Rund alle drei Jahre verleiht der Verein diplomierter Spenglermeister der Schweiz einer besonders hochstehenden Gebäudehülle aus Metall den Titel „Goldene Spenglerarbeit“. Dieses Jahr wurde ein Kindergarten im aargauischen Untersiggenthal auszgezeichnet, der eigentlich ein Elefant mit Schlangenhaut ist.

Antoine de Saint-Exupérys  Erzählung „Der Kleine Prinz“ oder vielmehr eine Illustration des Schriftstellers lieferte die die Vorlage zum verspielten Gebäude: Die Eglin Schweizer Architekten aus Baden nahmen die Zeichnung des Elefanten, der eine Schlange verschluckt hat, als Basis für das neue Zuhause des Kindergartens Zelgli West. Mit etwas Phantasie erkennt man in dem Gebäude den Kopf und den Rumpf, die durch einen Knick markiert werden. Die Hülle des Tieres ist allerdings alles andere als elefantös: Mit  ihrer wabenförmigen Struktur nimmt sie Bezug zu einer Schlangenhaut. Was nach der Fertigstellung golden geleuchtet hat, setzt nun nach und nach Patina an.  Verspielt ist auch das Innere, Nischen und eine Galerie machen Lust, das Gebäude zu erkunden.

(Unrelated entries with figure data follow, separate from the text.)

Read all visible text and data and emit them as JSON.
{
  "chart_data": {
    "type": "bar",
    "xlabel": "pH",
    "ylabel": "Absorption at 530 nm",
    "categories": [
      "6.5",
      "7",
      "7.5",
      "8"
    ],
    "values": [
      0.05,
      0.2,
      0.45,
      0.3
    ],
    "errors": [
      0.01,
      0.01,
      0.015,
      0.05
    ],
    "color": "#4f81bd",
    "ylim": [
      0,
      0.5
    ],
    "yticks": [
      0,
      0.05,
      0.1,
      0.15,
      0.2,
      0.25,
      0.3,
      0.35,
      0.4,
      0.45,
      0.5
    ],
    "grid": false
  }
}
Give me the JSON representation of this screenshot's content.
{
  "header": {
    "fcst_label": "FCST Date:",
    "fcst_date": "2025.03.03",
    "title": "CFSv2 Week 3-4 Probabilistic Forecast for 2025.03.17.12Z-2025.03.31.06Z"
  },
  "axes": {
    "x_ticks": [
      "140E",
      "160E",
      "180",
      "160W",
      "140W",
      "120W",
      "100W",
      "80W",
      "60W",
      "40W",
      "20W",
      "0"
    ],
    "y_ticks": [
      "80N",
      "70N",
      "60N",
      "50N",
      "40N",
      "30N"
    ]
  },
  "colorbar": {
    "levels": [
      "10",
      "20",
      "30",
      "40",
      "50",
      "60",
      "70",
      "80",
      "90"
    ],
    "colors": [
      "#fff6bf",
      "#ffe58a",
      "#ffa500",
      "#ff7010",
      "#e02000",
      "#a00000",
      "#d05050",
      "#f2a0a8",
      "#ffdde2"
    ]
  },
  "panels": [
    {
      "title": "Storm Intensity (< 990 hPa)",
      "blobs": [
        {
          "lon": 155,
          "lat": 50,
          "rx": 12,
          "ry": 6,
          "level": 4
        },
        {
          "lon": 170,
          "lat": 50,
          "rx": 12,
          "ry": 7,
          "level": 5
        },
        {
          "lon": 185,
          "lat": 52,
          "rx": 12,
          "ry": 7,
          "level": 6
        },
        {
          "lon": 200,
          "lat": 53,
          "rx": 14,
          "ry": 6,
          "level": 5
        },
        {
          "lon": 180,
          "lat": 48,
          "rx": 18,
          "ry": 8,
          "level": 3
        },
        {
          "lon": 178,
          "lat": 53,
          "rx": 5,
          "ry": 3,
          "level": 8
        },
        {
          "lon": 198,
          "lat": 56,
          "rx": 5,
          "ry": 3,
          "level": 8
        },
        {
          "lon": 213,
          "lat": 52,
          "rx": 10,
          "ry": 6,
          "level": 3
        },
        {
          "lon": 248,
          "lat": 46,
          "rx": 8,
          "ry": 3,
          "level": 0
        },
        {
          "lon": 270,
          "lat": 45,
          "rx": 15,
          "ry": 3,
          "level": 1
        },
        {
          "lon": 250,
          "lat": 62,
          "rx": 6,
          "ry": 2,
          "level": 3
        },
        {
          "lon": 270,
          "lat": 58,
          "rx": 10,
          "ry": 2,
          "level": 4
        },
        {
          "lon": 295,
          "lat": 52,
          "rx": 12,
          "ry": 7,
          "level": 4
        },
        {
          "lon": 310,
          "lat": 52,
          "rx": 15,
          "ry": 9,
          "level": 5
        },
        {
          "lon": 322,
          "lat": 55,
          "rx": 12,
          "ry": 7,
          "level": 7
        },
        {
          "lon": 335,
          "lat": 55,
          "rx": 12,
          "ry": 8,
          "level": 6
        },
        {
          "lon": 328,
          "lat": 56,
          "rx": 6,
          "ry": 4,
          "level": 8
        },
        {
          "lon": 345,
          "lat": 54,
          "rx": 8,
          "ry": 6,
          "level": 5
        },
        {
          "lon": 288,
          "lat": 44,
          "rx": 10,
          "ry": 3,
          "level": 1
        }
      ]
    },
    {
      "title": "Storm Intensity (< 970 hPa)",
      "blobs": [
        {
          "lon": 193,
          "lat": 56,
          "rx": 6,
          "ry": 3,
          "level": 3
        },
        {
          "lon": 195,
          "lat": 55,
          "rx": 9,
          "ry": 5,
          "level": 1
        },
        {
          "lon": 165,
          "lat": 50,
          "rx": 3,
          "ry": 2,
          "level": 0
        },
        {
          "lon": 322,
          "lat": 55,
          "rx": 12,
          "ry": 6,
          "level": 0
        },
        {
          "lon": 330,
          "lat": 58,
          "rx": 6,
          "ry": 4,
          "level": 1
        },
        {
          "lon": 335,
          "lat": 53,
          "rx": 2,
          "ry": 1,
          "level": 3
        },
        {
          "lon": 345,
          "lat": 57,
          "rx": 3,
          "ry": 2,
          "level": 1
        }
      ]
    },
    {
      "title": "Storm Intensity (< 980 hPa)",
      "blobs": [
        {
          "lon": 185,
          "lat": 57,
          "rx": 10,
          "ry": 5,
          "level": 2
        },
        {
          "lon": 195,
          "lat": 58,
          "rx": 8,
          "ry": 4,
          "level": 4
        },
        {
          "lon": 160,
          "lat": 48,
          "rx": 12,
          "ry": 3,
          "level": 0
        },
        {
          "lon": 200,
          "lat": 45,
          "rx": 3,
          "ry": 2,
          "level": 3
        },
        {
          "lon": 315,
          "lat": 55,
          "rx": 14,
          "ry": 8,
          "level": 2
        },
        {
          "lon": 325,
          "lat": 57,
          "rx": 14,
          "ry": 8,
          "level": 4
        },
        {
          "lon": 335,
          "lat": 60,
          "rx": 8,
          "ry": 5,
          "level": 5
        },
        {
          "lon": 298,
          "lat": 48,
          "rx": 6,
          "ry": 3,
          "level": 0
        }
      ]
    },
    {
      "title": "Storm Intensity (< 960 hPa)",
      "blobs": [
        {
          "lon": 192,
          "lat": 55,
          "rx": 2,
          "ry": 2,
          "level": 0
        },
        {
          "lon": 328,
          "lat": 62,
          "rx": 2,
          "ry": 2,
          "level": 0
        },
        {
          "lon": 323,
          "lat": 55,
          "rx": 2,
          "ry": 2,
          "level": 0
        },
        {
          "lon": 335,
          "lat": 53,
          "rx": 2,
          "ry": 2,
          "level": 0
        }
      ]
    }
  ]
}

Seine beinahe märchenhafte Aura verdankt der blechverkleidete Holzbau aber auch und wohl vor allem den Spenglern, welche die Hülle geschaffen haben. Die Jury freue sich, dass die Idee der Architekten eben nicht Idee geblieben sei, sondern mit goldenem Blech perfekt umgesetzt worden sei, heisst es in der Dokumenation zur „Goldenen Spenglerarbeit 2015“ über die Arbeit der Spenglerfirma Palla + Partner AG aus Kleindöttingen AG. „Hier wurde in geglückter Zusammenarbeit von Gestaltenden und Ausführenden, von Architekt und Spenglermeister mit den jeweiligen Teams und der Bauherrschaft, das richtige Material für die eigenständige Form und den spezifischen Ausdruck des Gebäudes und seiner Nutzung gewählt.“ Lob findet auch die handwerklich perfekte Umsetzung. „Die Einteilung stimmt, die Kanten sind perfekt, der Ortgang endet wie es sein muss ohne Blende, die Fenster sind adäquat wie Augen integriert, die Dachabreiten sind ebenfalls in der gleichen Qualität.“ Kurz, es stimme alles.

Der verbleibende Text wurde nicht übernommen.